To wax nostalgic for a moment, recall the halcyon times when “Happy Days” was a sitcom favorite. Fonzie, Richie, Joanie, Ralph, Potsie and the crew congregated at Arnold’s Drive-In, drank milkshakes and listened to the jukebox. But alas, all good things must come to an end – or at least reach a point of ridiculousness that for all intents and purposes, constitutes its end. For Happy Days, that moment was the episode in which the Fonz, donning his leather jacket and swim trunks, jumps a shark tank with water skis. Although the show carried on for several more years, that episode marked the end of Happy Days as a generation knew it.
The NLRB appears to have jumped its shark as well.
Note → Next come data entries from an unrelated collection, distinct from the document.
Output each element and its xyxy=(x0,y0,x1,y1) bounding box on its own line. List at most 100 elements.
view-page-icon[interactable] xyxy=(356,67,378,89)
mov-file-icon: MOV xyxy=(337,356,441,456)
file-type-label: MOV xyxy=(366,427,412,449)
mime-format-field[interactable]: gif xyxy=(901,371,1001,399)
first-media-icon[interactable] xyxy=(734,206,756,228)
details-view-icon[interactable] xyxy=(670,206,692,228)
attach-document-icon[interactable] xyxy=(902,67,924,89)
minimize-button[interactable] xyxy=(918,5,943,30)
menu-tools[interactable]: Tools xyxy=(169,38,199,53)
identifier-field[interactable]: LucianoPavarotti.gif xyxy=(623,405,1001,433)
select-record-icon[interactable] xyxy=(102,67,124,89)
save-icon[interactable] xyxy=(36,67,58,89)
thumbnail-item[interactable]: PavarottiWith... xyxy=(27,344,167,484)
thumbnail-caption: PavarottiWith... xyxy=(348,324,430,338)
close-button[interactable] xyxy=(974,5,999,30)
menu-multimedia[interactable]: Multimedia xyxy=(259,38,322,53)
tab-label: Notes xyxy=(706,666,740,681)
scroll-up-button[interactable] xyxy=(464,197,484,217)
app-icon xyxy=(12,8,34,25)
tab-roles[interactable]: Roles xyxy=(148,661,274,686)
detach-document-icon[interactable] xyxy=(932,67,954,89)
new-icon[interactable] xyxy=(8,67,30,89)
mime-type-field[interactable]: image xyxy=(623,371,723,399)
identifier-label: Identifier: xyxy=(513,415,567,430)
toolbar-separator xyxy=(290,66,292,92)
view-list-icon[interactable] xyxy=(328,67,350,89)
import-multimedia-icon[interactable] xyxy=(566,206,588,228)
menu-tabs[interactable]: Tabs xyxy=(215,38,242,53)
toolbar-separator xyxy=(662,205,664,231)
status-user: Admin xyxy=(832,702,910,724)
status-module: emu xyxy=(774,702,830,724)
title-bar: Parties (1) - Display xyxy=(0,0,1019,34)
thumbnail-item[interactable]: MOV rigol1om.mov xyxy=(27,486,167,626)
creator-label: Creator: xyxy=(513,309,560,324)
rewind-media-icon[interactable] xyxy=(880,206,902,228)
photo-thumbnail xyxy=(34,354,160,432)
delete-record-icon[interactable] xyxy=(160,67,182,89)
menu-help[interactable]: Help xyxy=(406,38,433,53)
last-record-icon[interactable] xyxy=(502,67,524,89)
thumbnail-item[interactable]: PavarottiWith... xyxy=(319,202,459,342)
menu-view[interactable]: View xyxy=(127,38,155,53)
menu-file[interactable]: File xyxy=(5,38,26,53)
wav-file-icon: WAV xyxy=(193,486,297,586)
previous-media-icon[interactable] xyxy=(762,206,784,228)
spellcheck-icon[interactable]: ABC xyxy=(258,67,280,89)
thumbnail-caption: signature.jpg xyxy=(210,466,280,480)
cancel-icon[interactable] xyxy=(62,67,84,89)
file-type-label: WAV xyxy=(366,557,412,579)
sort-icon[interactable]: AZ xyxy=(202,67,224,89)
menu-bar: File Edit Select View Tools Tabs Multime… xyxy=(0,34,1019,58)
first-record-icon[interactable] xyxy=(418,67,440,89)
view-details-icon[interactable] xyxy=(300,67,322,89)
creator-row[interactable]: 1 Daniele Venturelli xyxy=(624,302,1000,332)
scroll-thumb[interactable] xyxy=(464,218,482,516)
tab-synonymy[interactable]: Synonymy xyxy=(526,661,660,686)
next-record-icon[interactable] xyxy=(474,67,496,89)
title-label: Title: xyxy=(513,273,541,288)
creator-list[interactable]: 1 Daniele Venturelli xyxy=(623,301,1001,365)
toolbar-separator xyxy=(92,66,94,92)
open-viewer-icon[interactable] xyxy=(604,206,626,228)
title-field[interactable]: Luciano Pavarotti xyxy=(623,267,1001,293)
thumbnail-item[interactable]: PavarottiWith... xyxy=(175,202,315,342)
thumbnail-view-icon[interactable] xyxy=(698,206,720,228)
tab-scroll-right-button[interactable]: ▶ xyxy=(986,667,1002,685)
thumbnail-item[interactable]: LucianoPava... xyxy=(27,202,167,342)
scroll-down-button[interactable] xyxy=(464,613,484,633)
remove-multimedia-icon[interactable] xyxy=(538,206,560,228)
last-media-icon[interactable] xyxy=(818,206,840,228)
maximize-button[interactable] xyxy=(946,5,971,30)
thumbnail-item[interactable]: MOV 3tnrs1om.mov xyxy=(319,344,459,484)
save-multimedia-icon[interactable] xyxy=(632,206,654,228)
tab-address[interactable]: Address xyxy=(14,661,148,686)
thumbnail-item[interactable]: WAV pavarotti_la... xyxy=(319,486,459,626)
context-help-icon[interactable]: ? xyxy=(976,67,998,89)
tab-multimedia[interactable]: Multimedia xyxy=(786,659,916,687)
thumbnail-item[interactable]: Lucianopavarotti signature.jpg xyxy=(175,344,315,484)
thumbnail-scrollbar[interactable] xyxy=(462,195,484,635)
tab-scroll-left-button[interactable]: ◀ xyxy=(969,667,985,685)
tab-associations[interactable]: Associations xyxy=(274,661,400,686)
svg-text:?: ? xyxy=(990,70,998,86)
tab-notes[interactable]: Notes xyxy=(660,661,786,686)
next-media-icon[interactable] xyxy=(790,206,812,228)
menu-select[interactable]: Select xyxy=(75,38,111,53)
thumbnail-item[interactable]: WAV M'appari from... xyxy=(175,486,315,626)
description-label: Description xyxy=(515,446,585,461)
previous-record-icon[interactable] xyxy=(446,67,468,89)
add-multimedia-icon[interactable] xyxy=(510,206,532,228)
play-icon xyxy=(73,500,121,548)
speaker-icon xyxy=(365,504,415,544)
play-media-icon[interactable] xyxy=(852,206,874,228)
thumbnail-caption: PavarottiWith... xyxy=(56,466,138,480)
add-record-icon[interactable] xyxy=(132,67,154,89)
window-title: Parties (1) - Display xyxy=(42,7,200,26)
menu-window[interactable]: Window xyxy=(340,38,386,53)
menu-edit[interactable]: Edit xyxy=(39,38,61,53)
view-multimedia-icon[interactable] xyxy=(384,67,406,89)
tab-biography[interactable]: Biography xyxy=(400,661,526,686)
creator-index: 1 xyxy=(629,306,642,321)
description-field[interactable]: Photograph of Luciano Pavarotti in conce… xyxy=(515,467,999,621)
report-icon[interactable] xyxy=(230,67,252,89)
Labor law is a practice area rich in history and tradition, and has long been propelled by adversarial but respectful relationships. Yet, one certainly can argue that the Board has reached a point of ridiculousness. Consider:
- In the last quarter of 2012, the Board overturned approximately 100 years of precedent.
- In defense of the Board’s decisions, Member Block postulated that the Board’s actions improved integrity and predictability of federal labor law.
- Operating with 3 (out of 5 members), on January 25, 2013, the federal appellate court to which appeals of all Board decisions may be taken ruled that 2 of the 3 sitting members were unconstitutionally appointed during a recess, and as a result the Board is without a quorum to operate.
- The Board immediately announced that notwithstanding the appellate court’s ruling, it would continue to operate business as usual. President Obama then resubmitted the 2 challenged members (Block and Griffin) for approval by the Senate.
- Certain members of Congress ask Block and Griffin to step down; they refuse.
- Congress, the business community and organized labor all submit to President Obama that he must present a full package of Board members (Block and Griffin, plus 2) so that the Board can operate at full capacity. The President has yet to respond, let alone act.
Sadly, the NLRB may have become too politicized to be functional. It has frequently operated over the last 20 years with less than a full five member Board due to political wrangling, but that seems increasingly difficult in the present government climate. However, to avoid being cancelled like Happy Days, perhaps the appointment process to the Board should be restructured so that it remains relevant (instead of changing law and election procedures to create relevancy)?
For almost two decades starting in 1935, “neutrals” were appointed to the Board. Beginning in 1953, President Eisenhower changed that and since that time, the sitting President has appointed a Board that favored the Presidential party. Instead of union and management attorneys being appointed, maybe the pool should consist of arbitrators (who generally are retired union and management attorneys) as well as union and HR professionals?
Some will say that many arbitrators aren’t truly neutral, since they often have backgrounds in one side of the sector or the other. However, the difference is that arbitrators – regardless of their backgrounds – must adapt to their role if they want to be effective (and employed). That is, they must become a true neutral. A pool of eligible arbitrators from which the President could nominate and submit to the Senate could be created, and they would be appointed for specified terms without an expectation of resignation upon a change in the Presidency.
Just a thought. As it is, the labor relations world remains left to watch a show that many feel lost its heart and soul a long time ago.